Input Tensor Shape Explanation
Hello, I am trying to integrate this model in my project (using Unity Sentis).
However, I struggle how to create the proper input tensor.
The input tensor shape is shown to me as [2, 'num_splits', 512, 1024] of type float ( read input shape via https://stackoverflow.com/a/73955585 ).
My questions:
- What is each input dimension about? Is there any mapping to well-known spleeter parameters?
- Is the input tensor different from the original Spleeter model?
- How to construct the proper input tensor from a float[] of audio samples? I assume the model expects 44100 Hz audio, is it correct?
- More specifically, which parameters for the Short-time fourier transform (STFT) are needed (windowSize, hopSize, etc.)?

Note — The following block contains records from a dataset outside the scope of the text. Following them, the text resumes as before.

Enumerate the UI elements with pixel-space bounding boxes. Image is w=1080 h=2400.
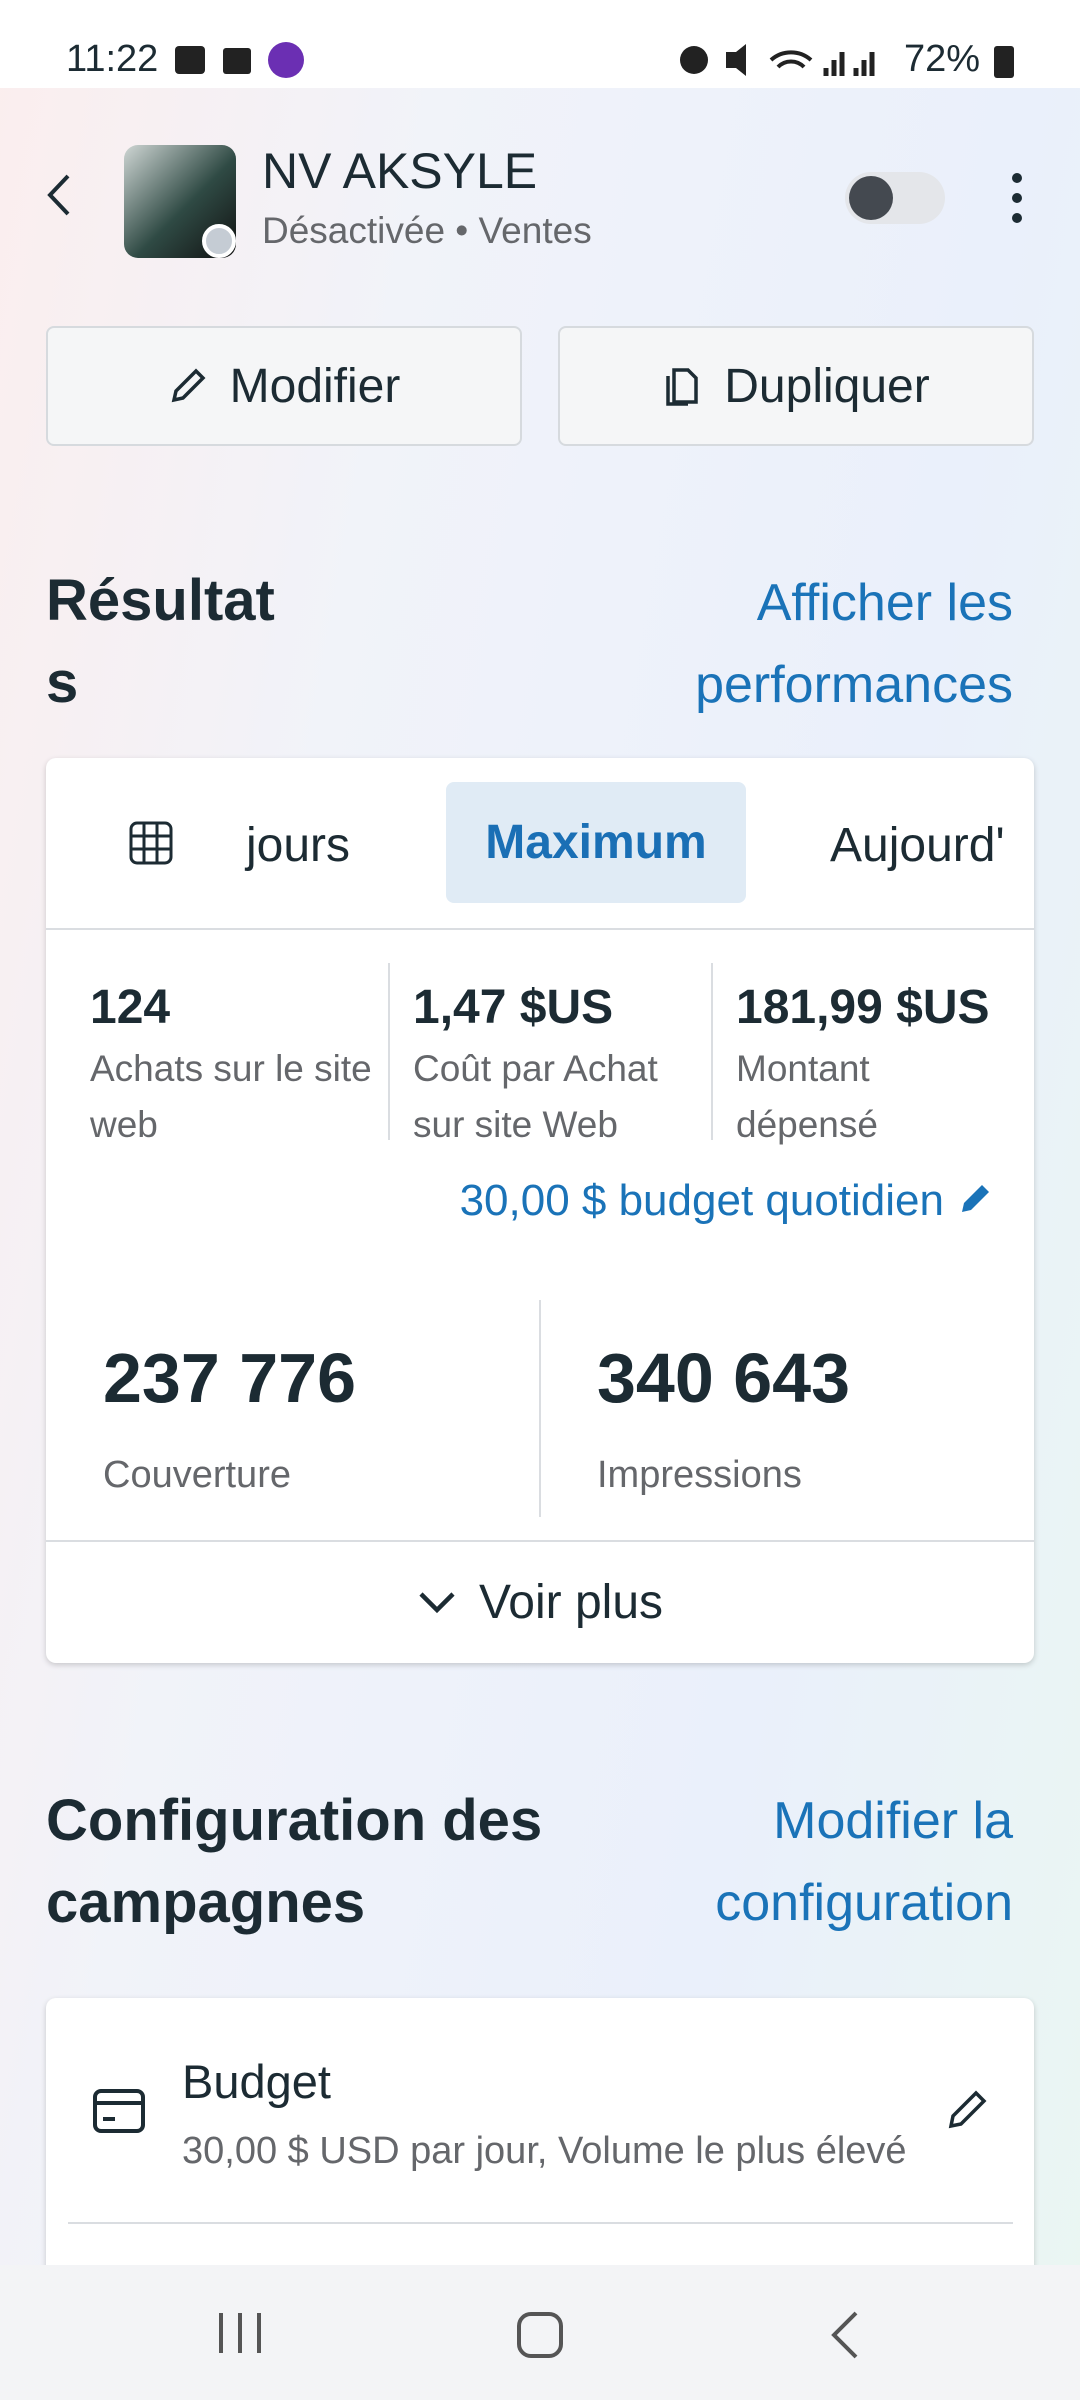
- divider: [711, 963, 713, 1140]
- total: 237 776 Couverture: [103, 1338, 356, 1497]
- metric: 181,99 $US Montant dépensé: [736, 980, 990, 1153]
- see-more-label: Voir plus: [478, 1576, 664, 1629]
- status-bar: 11:22 72%: [0, 0, 1080, 88]
- pencil-icon: [171, 368, 206, 403]
- total-label: Couverture: [103, 1454, 291, 1496]
- duplicate-icon: [666, 368, 699, 406]
- metric: 124 Achats sur le site web: [90, 980, 390, 1153]
- metric-label: Achats sur le site web: [90, 1048, 372, 1145]
- pencil-icon[interactable]: [946, 2086, 990, 2132]
- divider: [46, 1540, 1034, 1542]
- total: 340 643 Impressions: [597, 1338, 850, 1497]
- tab[interactable]: jours: [246, 819, 351, 872]
- divider: [68, 2222, 1013, 2224]
- edit-label: Modifier: [229, 359, 401, 413]
- status-dot: [202, 224, 236, 258]
- divider: [388, 963, 390, 1140]
- ad-subtitle: Désactivée • Ventes: [262, 210, 592, 251]
- section-title: Résultats: [46, 568, 275, 715]
- notification-icons: [175, 42, 304, 78]
- divider: [539, 1300, 541, 1517]
- metric-value: 124: [90, 981, 171, 1034]
- metric-value: 181,99 $US: [736, 981, 990, 1034]
- divider: [46, 928, 1034, 930]
- duplicate-label: Dupliquer: [724, 359, 930, 413]
- metric-label: Montant dépensé: [736, 1048, 878, 1145]
- battery-icon: [994, 46, 1014, 78]
- metric-label: Coût par Achat sur site Web: [413, 1048, 658, 1145]
- total-label: Impressions: [597, 1454, 802, 1496]
- duplicate-button[interactable]: Dupliquer: [558, 326, 1034, 446]
- tab-selected[interactable]: Maximum: [446, 782, 746, 903]
- results-card: jours Maximum Aujourd'hui 124 Achats sur …: [46, 758, 1034, 1663]
- recents-button[interactable]: [215, 2311, 265, 2355]
- metric-value: 1,47 $US: [413, 981, 614, 1034]
- more-menu[interactable]: [1004, 170, 1030, 226]
- ad-name: NV AKSYLE: [262, 143, 538, 199]
- performance-link[interactable]: Afficher les performances: [695, 574, 1013, 714]
- back-nav-button[interactable]: [826, 2309, 862, 2361]
- total-value: 237 776: [103, 1339, 357, 1417]
- section-title: Configuration des campagnes: [46, 1788, 543, 1935]
- pencil-icon[interactable]: [958, 1176, 992, 1216]
- calendar-icon[interactable]: [128, 820, 174, 866]
- edit-button[interactable]: Modifier: [46, 326, 522, 446]
- system-icons: [680, 44, 875, 76]
- see-more[interactable]: Voir plus: [46, 1542, 1034, 1663]
- tab[interactable]: Aujourd'hui: [830, 819, 1003, 872]
- nav-bar: [0, 2265, 1080, 2400]
- tab-label: Maximum: [485, 816, 707, 869]
- back-button[interactable]: [40, 170, 80, 220]
- card-icon: [93, 2089, 145, 2133]
- chevron-icon: [419, 1591, 455, 1613]
- home-button[interactable]: [516, 2311, 564, 2359]
- total-value: 340 643: [597, 1339, 851, 1417]
- item-title: Budget: [182, 2055, 331, 2108]
- toggle-knob: [849, 176, 893, 220]
- item-detail: 30,00 $ USD par jour, Volume le plus éle…: [182, 2130, 907, 2172]
- metric: 1,47 $US Coût par Achat sur site Web: [413, 980, 713, 1153]
- battery-level: 72%: [904, 38, 981, 80]
- toggle[interactable]: [845, 172, 945, 224]
- budget-link[interactable]: 30,00 $ budget quotidien: [459, 1176, 944, 1225]
- clock: 11:22: [66, 38, 159, 80]
- configuration-link[interactable]: Modifier la configuration: [715, 1792, 1013, 1932]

- Similarly, could you please also explain the output tensor shape?
Thanks for the help!
You can find my current attempt on GitHub: https://github.com/achimmihca/SpleeterAiUnityDemo
More specifically: https://github.com/achimmihca/SpleeterAiUnityDemo/blob/main/Assets/Scenes/SpleeterAudioSeparator.cs
First of all, sherpa-onnx provides C# API.
Second, if you don't want to use sherpa-onnx, you can have a look at
https://github.com/k2-fsa/sherpa-onnx/blob/master/scripts/spleeter/separate_onnx.py
Thank you, the linked Python implementation is very helpful for me.
Somehow I was not able to find it. Sorry for the inconvenience.